Nouvelles : Manuscrit trouvé dans une île, Crès, 1913 ; Quarantième étage, N. R. F., 1927 ; Lignes de vie, Flammarion, 1930 ; Corps féminins, Minh, Maïa, Meg, Moune, Minnie, Marcelle, Flammarion, 1941 ; Histoires fantastiques pour les jeunes et les vieux, Flammarion, 1942.
Récits de voyage : L’autre Europe, Moscou et sa foi, N. R. F., 1928 ; Baltique, Hazan, 1928 ; Quelques notes d’U.S.A., Lemarget, 1928 ; Dieux blancs, hommes jaunes, Flammarion, 1930 ; Vers la ville, kilomètre 3 [sur l’Amérique du Sud], Flammarion, 1933 ; Le globe sous le bras, Flammarion, 1936.

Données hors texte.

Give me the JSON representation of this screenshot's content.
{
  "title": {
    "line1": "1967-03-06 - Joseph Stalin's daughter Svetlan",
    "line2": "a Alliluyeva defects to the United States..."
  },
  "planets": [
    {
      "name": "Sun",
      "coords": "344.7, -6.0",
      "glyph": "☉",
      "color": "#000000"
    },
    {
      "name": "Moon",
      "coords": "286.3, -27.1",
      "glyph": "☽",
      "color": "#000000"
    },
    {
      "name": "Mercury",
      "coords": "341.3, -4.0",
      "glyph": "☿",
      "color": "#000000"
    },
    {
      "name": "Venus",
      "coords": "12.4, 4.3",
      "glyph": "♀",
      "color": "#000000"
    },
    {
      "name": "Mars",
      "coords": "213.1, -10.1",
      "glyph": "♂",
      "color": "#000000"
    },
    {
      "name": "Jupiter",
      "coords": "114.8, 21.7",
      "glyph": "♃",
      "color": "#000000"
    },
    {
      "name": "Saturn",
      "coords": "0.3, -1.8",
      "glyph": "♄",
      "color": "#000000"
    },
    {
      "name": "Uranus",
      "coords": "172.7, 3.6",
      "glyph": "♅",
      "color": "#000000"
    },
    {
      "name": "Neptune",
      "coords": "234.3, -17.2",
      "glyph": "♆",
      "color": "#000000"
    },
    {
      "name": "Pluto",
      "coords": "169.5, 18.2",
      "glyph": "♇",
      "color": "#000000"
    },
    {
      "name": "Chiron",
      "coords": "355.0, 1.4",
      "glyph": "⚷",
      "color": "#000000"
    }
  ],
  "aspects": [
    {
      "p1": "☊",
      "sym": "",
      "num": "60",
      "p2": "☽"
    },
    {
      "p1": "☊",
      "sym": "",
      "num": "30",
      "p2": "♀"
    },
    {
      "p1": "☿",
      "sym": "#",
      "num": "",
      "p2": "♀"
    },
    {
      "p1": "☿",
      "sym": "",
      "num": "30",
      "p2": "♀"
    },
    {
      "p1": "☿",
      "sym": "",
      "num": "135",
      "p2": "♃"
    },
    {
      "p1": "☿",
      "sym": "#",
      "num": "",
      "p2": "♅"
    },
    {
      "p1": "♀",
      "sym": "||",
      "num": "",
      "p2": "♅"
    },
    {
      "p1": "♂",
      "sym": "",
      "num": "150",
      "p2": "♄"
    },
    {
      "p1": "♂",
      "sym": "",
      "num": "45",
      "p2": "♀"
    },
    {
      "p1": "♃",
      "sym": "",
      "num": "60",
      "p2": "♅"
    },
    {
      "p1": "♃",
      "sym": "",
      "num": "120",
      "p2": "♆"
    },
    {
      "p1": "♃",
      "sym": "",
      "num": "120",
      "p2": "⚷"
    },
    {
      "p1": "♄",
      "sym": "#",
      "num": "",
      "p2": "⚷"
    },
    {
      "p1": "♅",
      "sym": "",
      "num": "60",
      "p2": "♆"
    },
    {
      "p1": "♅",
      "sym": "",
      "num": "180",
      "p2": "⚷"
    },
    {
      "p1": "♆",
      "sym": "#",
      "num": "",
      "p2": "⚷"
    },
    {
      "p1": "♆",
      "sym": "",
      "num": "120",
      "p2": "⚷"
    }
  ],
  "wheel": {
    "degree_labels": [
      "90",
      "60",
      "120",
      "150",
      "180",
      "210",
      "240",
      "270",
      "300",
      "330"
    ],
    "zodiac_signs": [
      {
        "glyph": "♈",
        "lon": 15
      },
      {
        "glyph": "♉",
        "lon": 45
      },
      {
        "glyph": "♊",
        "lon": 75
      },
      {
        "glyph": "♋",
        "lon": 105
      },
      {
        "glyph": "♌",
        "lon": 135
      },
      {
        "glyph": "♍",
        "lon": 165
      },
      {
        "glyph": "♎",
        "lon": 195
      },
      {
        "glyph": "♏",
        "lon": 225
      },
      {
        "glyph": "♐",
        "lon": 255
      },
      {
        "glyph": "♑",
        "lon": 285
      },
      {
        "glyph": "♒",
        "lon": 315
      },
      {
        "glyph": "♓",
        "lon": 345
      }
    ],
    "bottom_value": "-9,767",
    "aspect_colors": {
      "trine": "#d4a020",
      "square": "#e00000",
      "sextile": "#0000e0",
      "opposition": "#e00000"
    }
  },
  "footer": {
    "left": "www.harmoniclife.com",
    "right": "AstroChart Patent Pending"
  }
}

Critiques : Georges Duhamel, A. Monnier, 1920 ; Face à face ou Le poète et toi, A. Monnier, 1921 ; Frans Masereel, avec 115 reproductions, Pierre Worms, 1931 ; D’homme à homme, Flammarion, 1932.
EXTRAITS
Nique, mille, pal, bal, boude, ding. Haricot, harmoste, haro, h’arrêtez l’eau ! Qu’il y a-t’il ? Pe-tit à pe-tit l’oi-seau fait son nid : formidablement, Himalaya. Globe terrestre, coupoles, ceintures, nombrils, plénitude, soyez tous ronds ! Volez ensemble, vents, bateaux, fleuves, trains, tarentass, balles ! Bailler comme huître, rire comme baleine, pleurer comme veau, bander comme cerf, malin comme singe. Pisser dans hygiéniques pissoires d’ardoises, dans verres à réactifs (mettre lunettes, puis : « Ô Couleurs, renseignez-moi ! »), dans lits, culottes, violons, soupières, etc…
L’étape nécessaire, Flammarion, 1938, p. 181.
– L’ordre social, poursuivit-il, est intéressé à ce que la fortune ne passe de mains en mains que selon certains rites, d’ailleurs si absurdes que le hasard, auquel, m’avez-vous confié, vous devez votre fortune, est la forme peut-être la moins déraisonnable de ces derniers. Sûrement la seule innocente. […]
En vérité, il recevait pour la seconde fois sa fortune. Il avait toujours, en effet, au fond de lui-même, intimement regardé sa richesse comme inférieure aux autres espèces de fortune, celles du gain, de l’héritage, de la spéculation. Il se croyait au-dessous des anciens riches. Or, il venait soudain de découvrir qu’il était, au contraire, le riche idéal – moralement égal à un pauvre – le riche de hasard, seul irresponsable de sa fortune.
Douze cent mille, N. R. F., 1922, p. 162-163.